Сказанное никоим образом не скрывает в себе упрек. Жизнь показывает, что в ситуации, подобной моей, пристальное участие друзей - не одного-двух самых близких, а большего числа - просто не может быть длительным. Во-первых, как это ни банально, у всех действительно есть свои заботы. Ими можно пренебречь, но лишь на очень короткое время: когда человека положили на операцию или дома у него случилось несчастье. Во-вторых, деятельное сочувствие предполагает пребывание людей на некоторой общей "сцене", где роли распределены заранее, и притом естественным образом. (Я имею в виду более сложную структуру взаимодействий, чем множество исполняемых каждым стереотипных социальных ролей.)
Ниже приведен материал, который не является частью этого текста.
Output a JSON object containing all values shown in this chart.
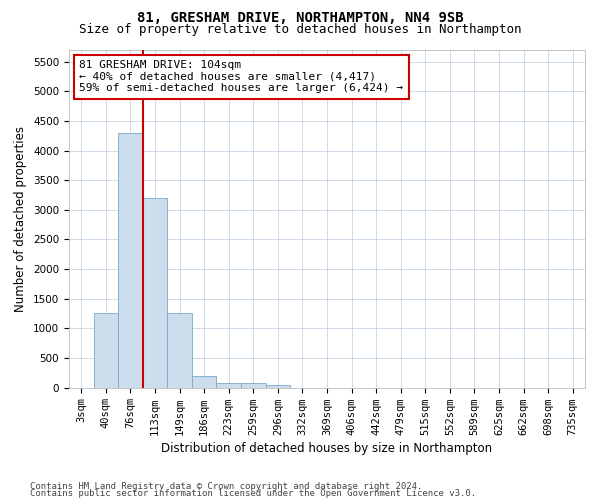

Общительный человек чаще всего осваивает несколько таких сценических площадок: это круг друзей; семья, где одновременно могут быть представлены разные поколения; круг коллег, который может и не пересекаться с дружеским; наконец, разнообразные знакомства, сохраняющиеся в силу традиции, соседства или наличия взаимовыгодных отношений. Ко мне это относилось в полной мере пока я не заболела.
В первую очередь - что естественно - отпало общение со старшими. Реформатский, правда, постоянно мне звонил. У Сидорова не было дома телефона. Одна из моих старших приятельниц приехала меня навестить, но настолько "в лоб" отказалась понять, что со мной случилось, что после ее ухода я долго плакала. Помню, как разительно отличался от этой встречи визит Елены Михайловны Закс (я рассказывала выше, как в ее доме я познакомилась с Даниэлем). С ней мы как бы просто встретились в другом помещении и беседовали как прежде.
Что касается ровесников, то у многих из них и так была достаточно нелегкая жизнь. У одного тяжело болела жена. Другие боролись за получение квартиры. Игорь сделал все, что мог. Попроси я о чем-то конкретном - никто бы не отказался. Но с исчезновением общих площадок, какими служил институт и прочие места академической жизни, как она описана в разделе "Институт и вокруг", порвались и нити, незаметно связывавшие меня с моим обычным окружением. Меру своего тогдашнего одиночества я осознала много позже, когда поняла, что значила для меня дружба Н. и Саши Полторацкого. Мне кажется, что без них я просто не выдержала бы всего того, что на меня свалилось.